Teststrecke, meaning Test Track in German, is a portable steel roller coaster owned by the German showman partnership Meyer & Rosenzweig. It was imported from Dorney Park & Wildwater Kingdom in 2008 and generally tours in Germany, with occasional visits to the Netherlands. It was designed by renowned ride engineer Anton Schwarzkopf. The ride was previously named Laser and Colossus.

The trains on Teststrecke are themed to resemble racing cars and are, just like the trains on the Boomerang coaster at the Wiener Prater, designed by SAT Consulting. Each train has a single lap bar to secure riders in their seats. It can operate all three at peak times, but it runs with one when there are no queues. The coaster is portable in that it is not attached to the ground, but is anchored by pools of water.

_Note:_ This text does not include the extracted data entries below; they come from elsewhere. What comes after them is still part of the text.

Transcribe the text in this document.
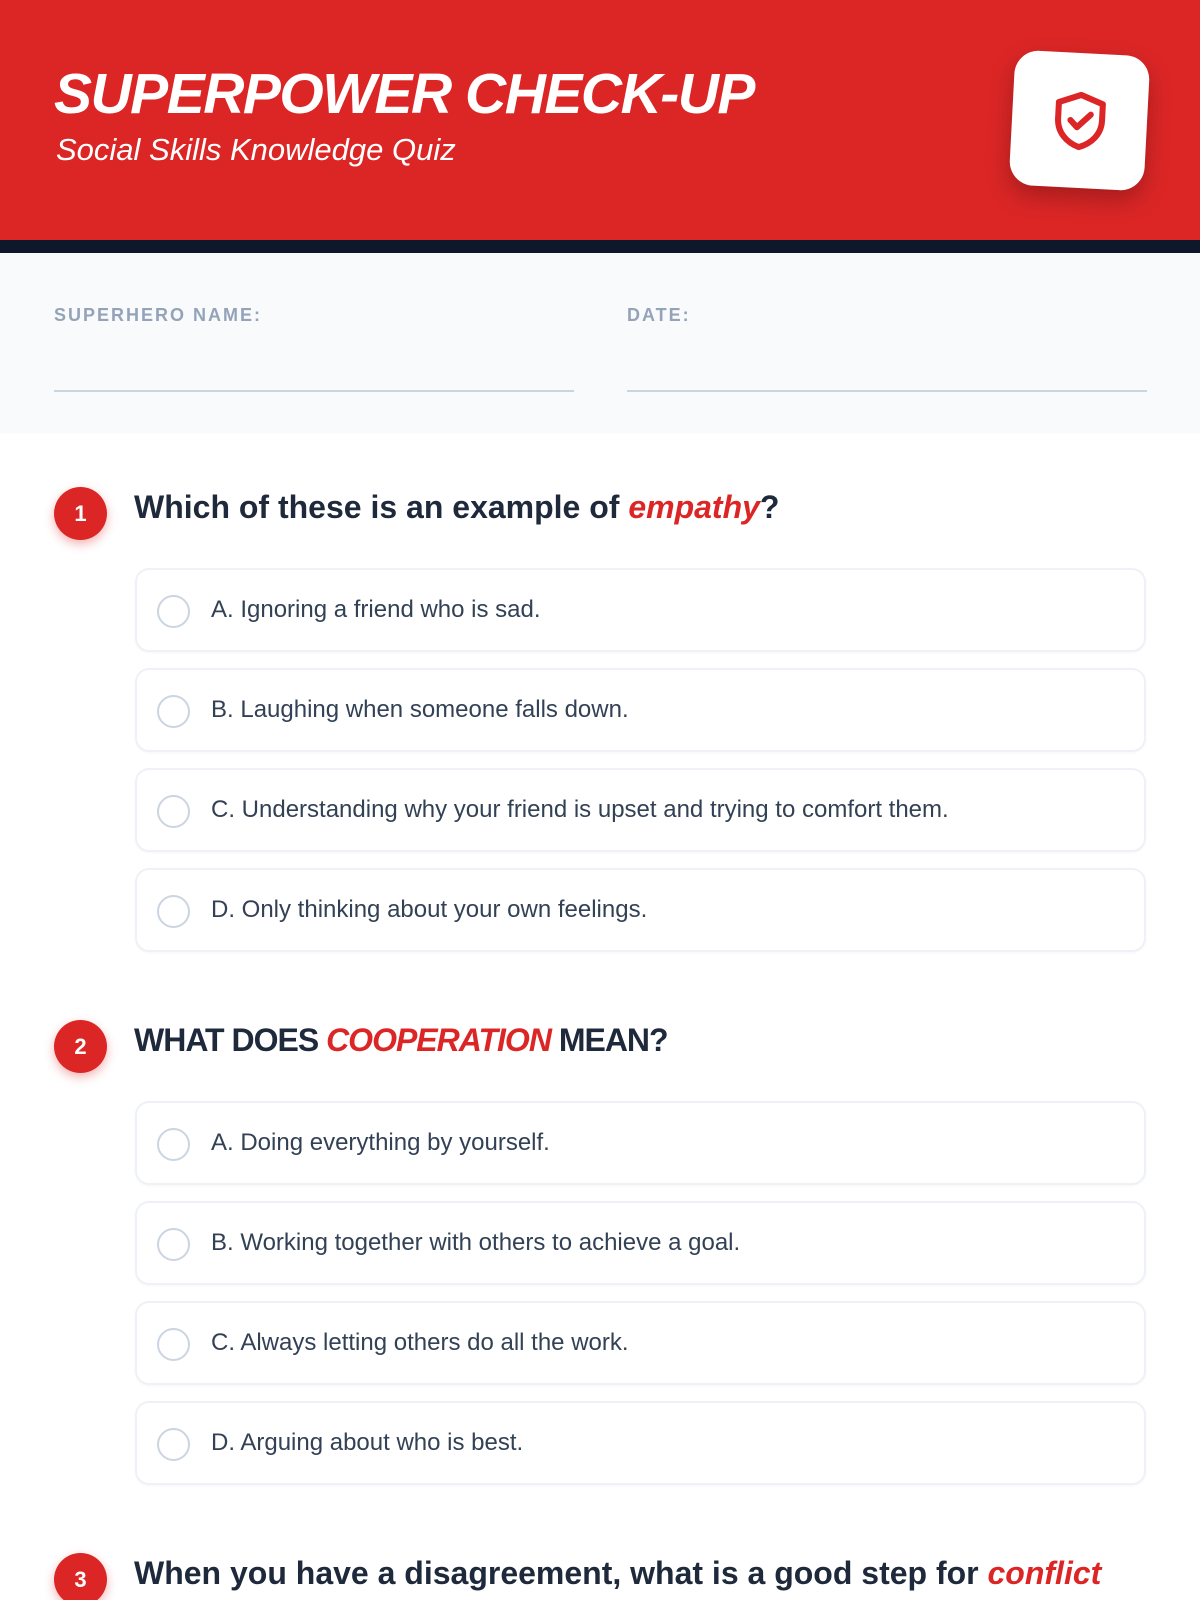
SUPERPOWER CHECK-UP
Social Skills Knowledge Quiz
SUPERHERO NAME:	DATE:
1	Which of these is an example of empathy?
A. Ignoring a friend who is sad.
B. Laughing when someone falls down.
C. Understanding why your friend is upset and trying to comfort them.
D. Only thinking about your own feelings.
2	WHAT DOES COOPERATION MEAN?
A. Doing everything by yourself.
B. Working together with others to achieve a goal.
C. Always letting others do all the work.
D. Arguing about who is best.
3	When you have a disagreement, what is a good step for conflict
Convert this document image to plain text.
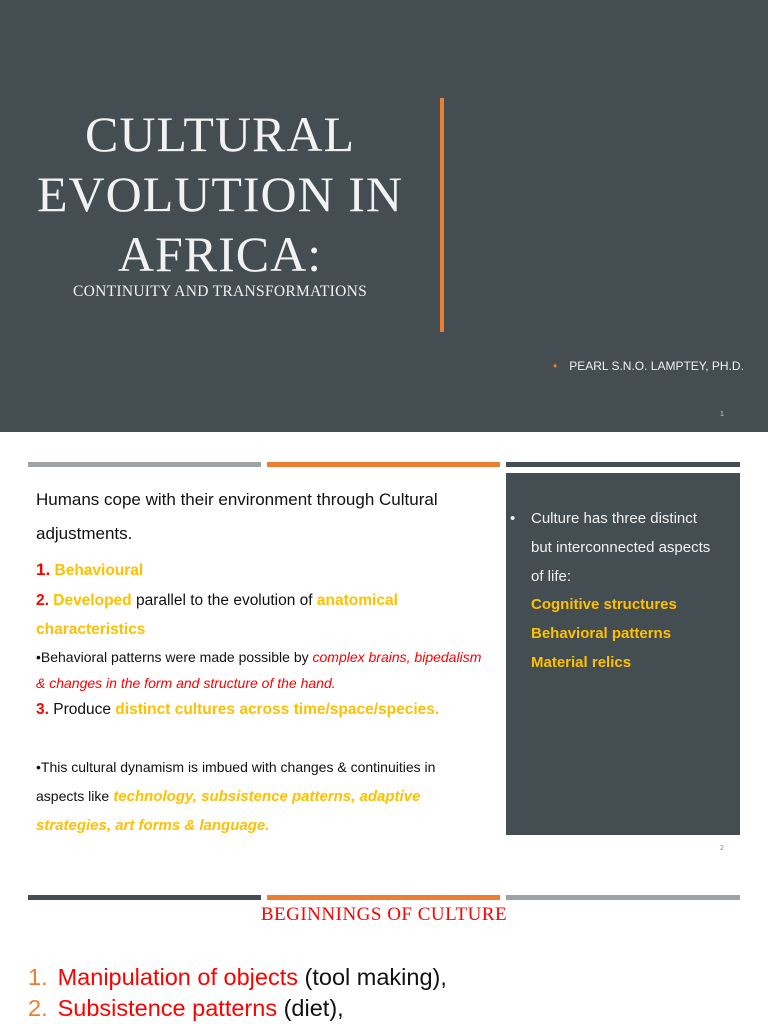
CULTURAL
EVOLUTION IN
AFRICA:
CONTINUITY AND TRANSFORMATIONS
• PEARL S.N.O. LAMPTEY, PH.D.
1
Humans cope with their environment through Cultural
adjustments.
1. Behavioural
2. Developed parallel to the evolution of anatomical
characteristics
•Behavioral patterns were made possible by complex brains, bipedalism
& changes in the form and structure of the hand.
3. Produce distinct cultures across time/space/species.
•This cultural dynamism is imbued with changes & continuities in
aspects like technology, subsistence patterns, adaptive
strategies, art forms & language.
• Culture has three distinct
but interconnected aspects
of life:
Cognitive structures
Behavioral patterns
Material relics
2
BEGINNINGS OF CULTURE
1. Manipulation of objects (tool making),
2. Subsistence patterns (diet),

During normal operations at Dorney Park, there was no bag storage on the ride platform, so guests had to take everything with them. Guests were also not allowed to choose their own seats, as ride operators often assigned seats.
It was last seen at Jeddah Season's Jeddah Pier

The ride

The ride starts with a slow 93-foot chain lift hill, leading to a right hand near-vertical curved first drop, followed by two consecutive vertical loops. The ride then turns into a left-hand helix, up and through the center of the second loop. Another left turn helix leads down and straight upward diagonally between the vertical loops, followed by a 360-degree helix, starting from the right, leading into a brake run that leads into two right turns and back into the station.